At the heart of this exhibition lies the creative power of perspective, change, difference, and transposition. To “transpose” is to exchange, transfer, reverse, rearrange, reorder, to “make it new” as the Modernists would have it, followed by the post-modernists who demanded that we “make it new, then make it newer. Differently”. What a way we have come from the old idea that there is nothing new under the sun!
Transposing means finding something there where it should not be, blasphemy in a church, a rose just about to bloom twirling through the eye socket of something long dead, and hope, especially hope, when it is least expected. To transpose is to breathe new life into what we have become complacent with, to resurrect the corpse of the possibilities that we deemed spent.
Heraclitus infamously confused us by claiming that “You cannot step into the same river twice, for other waters are continually flowing on”. And so it is with time and art as well. Every work of art, by its very nature, contains the streams of change; it is different for everyone who engages with it, and it changes with time, even, for the individual. The portrait that you once revered for its quite success now reminds you of a faraway childhood, the self-portrait you thought showed your strength, really lays bare, your most intimate vulnerabilities. Surely you cannot step into the same frame twice. It is always changed. And therefore unchanged. Unchanged because of its constant change. Perhaps this is the contradiction at the core of man’s art-making, story-telling nature. It is nevertheless so.
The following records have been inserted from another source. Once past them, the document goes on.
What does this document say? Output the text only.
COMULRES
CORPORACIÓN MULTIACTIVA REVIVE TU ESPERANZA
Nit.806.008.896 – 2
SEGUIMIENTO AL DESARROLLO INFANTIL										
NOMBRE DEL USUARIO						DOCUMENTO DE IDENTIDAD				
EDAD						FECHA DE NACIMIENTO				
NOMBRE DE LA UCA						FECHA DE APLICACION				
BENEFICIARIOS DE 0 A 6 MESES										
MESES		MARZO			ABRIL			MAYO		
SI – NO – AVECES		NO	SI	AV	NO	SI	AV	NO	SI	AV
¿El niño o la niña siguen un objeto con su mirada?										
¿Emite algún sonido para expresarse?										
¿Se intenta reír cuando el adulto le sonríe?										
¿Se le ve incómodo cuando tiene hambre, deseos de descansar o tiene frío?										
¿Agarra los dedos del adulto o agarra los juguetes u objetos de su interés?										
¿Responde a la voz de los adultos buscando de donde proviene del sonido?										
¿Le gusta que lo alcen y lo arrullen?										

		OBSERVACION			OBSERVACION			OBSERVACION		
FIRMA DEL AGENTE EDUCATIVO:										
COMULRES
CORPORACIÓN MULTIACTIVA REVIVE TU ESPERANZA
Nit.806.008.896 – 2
As you move through the exhibition, stop for a while at Marco Louis Kuhn’s “The Kiss” that merges Gustav Klimt’s “The Kiss” with Alfred Eisenstaedt’s famous photograph of a Navy soldier kissing a girl in Times Square at the celebration of the end of the Second World War. Is not the joy of Klimt’s “The Kiss” the self-same joy captured in that famous photograph more than thirty years later? And is this new, merged kiss, another seventy years later, not the same one? Indeed, you cannot step into the same kiss twice.
And sometimes change is subtler. Sometimes, change is a making, a slow emergence, slight variations of any one thing, or even an absence. See for instance Reece Swanepoel’s “Becoming Human”, and Eugene Pieterse’s prints.
Then there is, of course, the collaborative installation that evokes the fullness of Venus through sound, light, found objects, sculptures, and 3D Prints. Venus is changed, made new, reimagined, resurrected, yet exactly the same. She is where she should not be, in the carnivalesque lot of the 21st Century instead of the rich dark nothings of forgotten time. Transposition allows the archetype of Venus to deepen with meaning in our own time, proving that nothing ever really dies off. As W.B. Yeats writes: “Though grave diggers’ toil is long, / Sharp their spades, their muscles strong, / They but thrust their buried men / Back in the human mind again.”
This - our artistic ability to salvage from history, and medium, a cognisance of the “here-now” reality of our waking lives is perhaps our greatest virtue.
We transpose. And may we continue to do so.